Eating healthy(er) doesn’t have to be boring! There is so much flavor packed into this bowl. The mix of spicy and sweet is absolutely delicious!
Ingredients
Mango Salad
- 1 mango, diced
- 1 cucumber, sliced
- 1 cayenne or jalapeño pepper, seeded and sliced
- 1/2 cup cilantro, chopped
- 3 tablespoons basil, torn
- 2 green onions, chopped
- 1/2 tablespoon sesame seeds
- 2 tablespoons olive oil
- 2 tablespoons apple cider vinegar
- 2 tablespoons fresh lime juice
- 1 avocado, diced
Chicken
- 1-1/2 pounds chicken breasts, thinly sliced
- 2 tablespoons cornstarch
- 1/2 teaspoon salt
- 1/2 teaspoon black pepper
- 1/2 teaspoon garlic powder
- 1/2 teaspoon lemon pepper seasoning
- 1/2 teaspoon red pepper flakes
- 1/2 cup dried oregano
- 3-4 tablespoons olive oil
Chile Butter
- 6 tablespoons salted butter
- 3-4 cloves garlic, chopped
- red pepper flakes
Instructions
- To make the mango salad: Combine the mango, cucumbers, pepper, cilantro, basil, and green onions in a bowl.
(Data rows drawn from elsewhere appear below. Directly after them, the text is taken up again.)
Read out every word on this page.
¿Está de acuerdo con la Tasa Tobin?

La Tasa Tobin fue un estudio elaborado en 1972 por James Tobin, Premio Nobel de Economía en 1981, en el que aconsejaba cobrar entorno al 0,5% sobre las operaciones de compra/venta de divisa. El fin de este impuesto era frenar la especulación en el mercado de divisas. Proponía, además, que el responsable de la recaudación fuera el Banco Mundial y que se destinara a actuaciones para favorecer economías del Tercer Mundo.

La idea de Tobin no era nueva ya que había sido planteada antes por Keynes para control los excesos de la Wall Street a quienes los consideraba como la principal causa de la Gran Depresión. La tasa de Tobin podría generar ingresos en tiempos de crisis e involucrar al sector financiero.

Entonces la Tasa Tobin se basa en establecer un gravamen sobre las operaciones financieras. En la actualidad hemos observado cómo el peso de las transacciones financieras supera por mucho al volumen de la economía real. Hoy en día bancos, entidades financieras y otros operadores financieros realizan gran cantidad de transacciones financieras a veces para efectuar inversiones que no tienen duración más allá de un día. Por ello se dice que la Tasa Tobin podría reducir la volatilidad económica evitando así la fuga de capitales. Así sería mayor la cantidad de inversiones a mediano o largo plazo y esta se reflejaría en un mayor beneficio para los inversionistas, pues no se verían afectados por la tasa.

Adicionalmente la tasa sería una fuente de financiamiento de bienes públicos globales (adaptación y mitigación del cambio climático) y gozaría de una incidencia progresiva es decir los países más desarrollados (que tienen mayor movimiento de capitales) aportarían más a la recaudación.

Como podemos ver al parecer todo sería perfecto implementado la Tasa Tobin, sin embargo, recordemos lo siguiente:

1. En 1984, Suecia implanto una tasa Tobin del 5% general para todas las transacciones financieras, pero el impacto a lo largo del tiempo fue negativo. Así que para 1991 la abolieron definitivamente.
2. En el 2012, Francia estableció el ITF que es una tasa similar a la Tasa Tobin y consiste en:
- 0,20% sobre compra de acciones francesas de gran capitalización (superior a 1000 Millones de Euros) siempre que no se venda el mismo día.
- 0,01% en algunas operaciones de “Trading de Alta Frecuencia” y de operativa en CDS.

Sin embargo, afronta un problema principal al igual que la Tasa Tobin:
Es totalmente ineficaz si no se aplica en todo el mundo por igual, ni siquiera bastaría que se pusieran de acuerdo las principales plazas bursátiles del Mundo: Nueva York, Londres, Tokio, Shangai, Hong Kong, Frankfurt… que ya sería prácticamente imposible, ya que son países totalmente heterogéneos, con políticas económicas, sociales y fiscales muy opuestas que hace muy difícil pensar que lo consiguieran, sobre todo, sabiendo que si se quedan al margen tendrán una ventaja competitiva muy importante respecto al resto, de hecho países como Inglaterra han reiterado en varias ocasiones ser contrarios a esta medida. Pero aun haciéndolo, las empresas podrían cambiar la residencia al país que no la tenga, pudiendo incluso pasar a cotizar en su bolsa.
Toss with olive oil, vinegar, and lime juice. Season with salt. Add the avocado and toss lightly. Sprinkle the sesame seeds overtop.
- In a large bowl, toss the chicken with cornstarch, salt, pepper, garlic powder, lemon pepper, red pepper flakes, and oregano.
- Heat the olive oil in a large skillet over medium-high heat. Add the chicken and cook until crispy and golden brown on both sides, about 7 minutes.
- Meanwhile, in a small skillet melt together the butter, garlic, and a pinch of red pepper flakes. Cook until the butter is browning and the garlic crisps.
- Spoon the chicken over a bed of white rice. Pour the garlic chili butter over the chicken and rice. Top with mango salad, sesame seeds, and a lime wedge. Enjoy!